Alors je suis allé lire de la littérature scientifique qui est plutôt du bord politique opposé au mien (https://sci-hub.se/10.1038/s43016-021-00276-y). Leur thèse est explicitement :
Our analysis suggests that a vegan diet is not compatible with organic agriculture (...) Livestock is key to sustaining food production. The redesign of livestock production would be a key production-side measure to sustain crop yields and thus food production
Ce qui est intéressant dans cet article c'est qu'il part de cette question fondamentale : si on réduit drastiquement les intrants chimiques (eux voient ça comme un choix politique, moi comme une nécessité liée aux ressources disponibles mais mettons cette question de côté pour le moment), comment nourrir l'humanité.

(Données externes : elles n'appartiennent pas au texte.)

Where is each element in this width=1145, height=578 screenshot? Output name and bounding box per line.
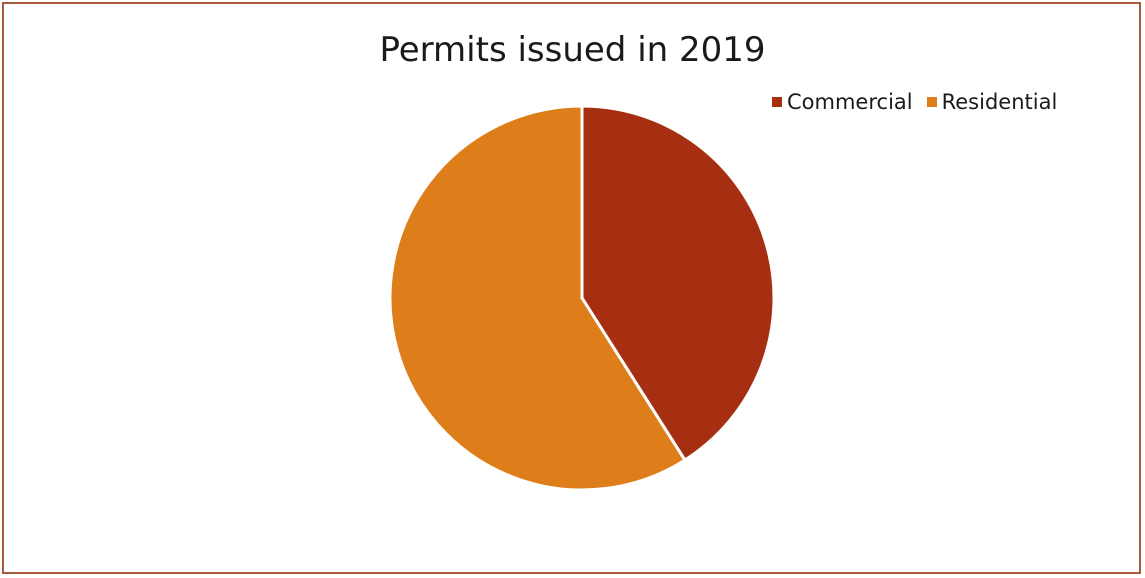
pie-slice-residential — [388, 104, 687, 492]
legend-entry-residential: Residential — [926, 90, 1058, 114]
legend-label-commercial: Commercial — [787, 90, 913, 114]
legend: Commercial Residential — [772, 90, 1071, 114]
legend-swatch-residential — [926, 97, 937, 107]
chart-title: Permits issued in 2019 — [379, 30, 766, 70]
legend-swatch-commercial — [772, 97, 782, 107]
legend-entry-commercial: Commercial — [772, 90, 913, 114]
legend-label-residential: Residential — [941, 90, 1058, 114]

Et du coup ils se placent sous l'angle de l'optimisation du nombre de calories produites en équilibrant les différents types de production complémentaires.
Conclusion numéro 1: avec le système actuel d'élevage, la totalité des sols agricoles (dont le rendement s'effondrerait suite au remplacement des intrants chimiques par les seuls intrants animaux) serait utilisés pour nourrir les bêtes. La production de calories globale serait insuffisante pour nourrir grosso modo la moitié de l'humanité.

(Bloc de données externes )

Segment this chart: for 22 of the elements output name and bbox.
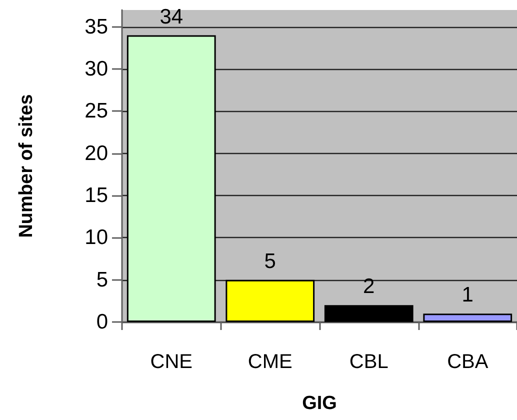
y-tick-label: 10 xyxy=(84,226,108,250)
y-tick-label: 20 xyxy=(84,142,108,165)
x-axis-title: GIG xyxy=(302,393,337,414)
bar xyxy=(324,305,414,322)
bar xyxy=(423,314,512,322)
data-label: 5 xyxy=(264,250,276,273)
y-tick-label: 30 xyxy=(84,58,108,81)
y-tick-label: 15 xyxy=(84,184,108,208)
x-tick-label: CBA xyxy=(447,351,489,373)
x-tick-label: CBL xyxy=(349,351,388,373)
x-tick-label: CME xyxy=(248,351,292,373)
y-axis-title: Number of sites xyxy=(16,94,37,238)
y-tick-label: 0 xyxy=(96,310,108,334)
data-label: 2 xyxy=(363,275,375,298)
bar xyxy=(126,35,216,322)
y-tick-label: 35 xyxy=(84,15,108,38)
x-tick-label: CNE xyxy=(150,351,192,373)
y-tick-label: 25 xyxy=(84,100,108,123)
data-label: 1 xyxy=(462,284,474,307)
bar xyxy=(226,280,315,322)
y-tick-label: 5 xyxy=(96,268,108,292)
data-label: 34 xyxy=(160,5,184,28)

Conclusion numéro 2: si on veut éviter un génocide d'une ampleur sans précédent dans l'histoire de l'humanité, il faut combiner les approches suivantes :
1) réduire notre consommation individuelle à 2 200 kCal/jour (soit le niveau actuel du Mali, du Soudan ou de la République Dominicaine, pour donner une idée)
2) réorienter l'élevage vers 85% de produit laitiers contre 10 % de viande (actuellement 57% vs 34 % en moyenne mondiale).
- > concrètement ils préconisent 28% des ressources agricoles consacrées à l'élevage, avec un taux de conversion de 40 %* donc on est sur 0.28*0.4*0.1*2200 = 25 KCal de viande/jour soit 1 steak
tous les dix jours.
3) réduire de moitié le gaspillage, fonctionner en polyculture partout etc etc
Et même avec ça on serait encore 20 % en deça de ce qu'il faudrait pour nourrir l'humanité.
Donc je ne vois pas comment ne pas être catastrophiste. D'autant que cet article ne tient compte que des limites en azote, sans prendre en compte la chute de productivité liée à l'abandon de la mécanisation quand les hydrocarbures seront trop rares et trop onéreux ou les autres types d'engrais.
* le taux de conversion énergétique de 40% pour de la viande est optimiste, mais il semble corroboré (dans le cadre d'une réorientation massive de l'élevage) par 'autres études comme https://productions-animales.org/article/view/2355 dans le cadre d'une transformation radicale de la nature des exploitations, en ce qui concerne les ovins et les porcs. Pour les poulets c'ets plutôt 30% et pour les bovins 15 %.